If you are solving for more than just focal length in an Inverse Camera project it is important to check the Project Status Report after a successful processing. You are looking for high correlations between the camera parameters and high standard deviations. Correlation values over 95% are suspect and if a camera parameter being solved by inverse camera has a correlation over 98% you should probably not be solving for it (you should instead leave the parameters at a reasonable default, such as square pixels and centered principal point).
In this example, from a real-world single photo inverse camera project, part of the status report has these values:
Photo 1 Standard Deviations [and correlations over 80.0%]
Omega: 0.016 rads [ Phi:97.1% Fw:97.9% ]
Phi: 0.023 rads [ Omega:97.1% Focal:83.6% Fw:99.1% ]
Kappa: 0.013 rads [ Z:91.9% ]
X: 0.216 m
Y: 0.290 m
Z: 0.423 m [ Kappa:91.9% ]
Focal: 0.250 mm [ Phi:83.6% Fw:81.4% ]
Fw: 0.195 mm [ Omega:97.9% Phi:99.1% Focal:81.4% ]
You can see a correlation between Fw (this is 'format width' and what is computed if you select "format aspect" in the Inverse Camera section of the photo's property dialog) and the station angle phi of 99.1%. This means the solver could not distinguish errors in Fw versus errors in Phi. This means that neither have solved well. Also note the one-sigma standard deviation of 0.195mm for Fw as this somewhat high because Fw error can introduce quite a bit of error into a project.

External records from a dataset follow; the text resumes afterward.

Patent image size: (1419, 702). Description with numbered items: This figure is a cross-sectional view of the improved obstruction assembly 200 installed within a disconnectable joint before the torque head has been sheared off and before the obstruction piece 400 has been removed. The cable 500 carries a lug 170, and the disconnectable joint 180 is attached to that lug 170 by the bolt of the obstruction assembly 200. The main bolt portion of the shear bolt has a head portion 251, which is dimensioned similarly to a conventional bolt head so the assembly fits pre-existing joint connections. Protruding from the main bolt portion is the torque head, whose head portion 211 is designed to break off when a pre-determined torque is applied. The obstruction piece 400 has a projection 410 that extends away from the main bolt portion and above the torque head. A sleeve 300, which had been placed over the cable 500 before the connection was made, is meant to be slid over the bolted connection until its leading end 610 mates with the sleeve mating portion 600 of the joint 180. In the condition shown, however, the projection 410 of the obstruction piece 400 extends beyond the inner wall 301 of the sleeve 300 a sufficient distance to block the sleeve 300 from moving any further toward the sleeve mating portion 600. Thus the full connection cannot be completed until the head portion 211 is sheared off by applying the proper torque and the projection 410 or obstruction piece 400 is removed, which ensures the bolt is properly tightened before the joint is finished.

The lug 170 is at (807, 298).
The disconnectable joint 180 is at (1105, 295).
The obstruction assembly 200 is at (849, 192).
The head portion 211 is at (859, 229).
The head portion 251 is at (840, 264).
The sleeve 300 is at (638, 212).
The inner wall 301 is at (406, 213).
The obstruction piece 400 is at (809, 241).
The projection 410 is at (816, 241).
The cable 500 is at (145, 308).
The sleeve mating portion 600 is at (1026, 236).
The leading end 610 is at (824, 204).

This is the same project solved with just a focal length inverse camera setting:
Photo 1 Standard Deviations [and correlations over 80.0%]
Omega: 0.003 rads
Phi: 0.003 rads
Kappa: 0.004 rads
X: 0.207 m [ Z:92.3% Focal:97.4% ]
Y: 0.270 m
Z: 0.139 m [ X:92.3% Focal:91.6% ]
Focal: 0.146 mm [ X:97.4% Z:91.6% ]
Note that we still have quite a high correlation between focal length and the camera station position but often this cannot be avoided as it is difficult to make reasonable assumptions about the true focal length. Also note that the one-sigma standard deviations are generally smaller on all parameters so this is a better solution than the one above. In this particular forensic project, other data was checked after the processing (residuals, check distances, etc.) and the results were shown to be reasonably accurate.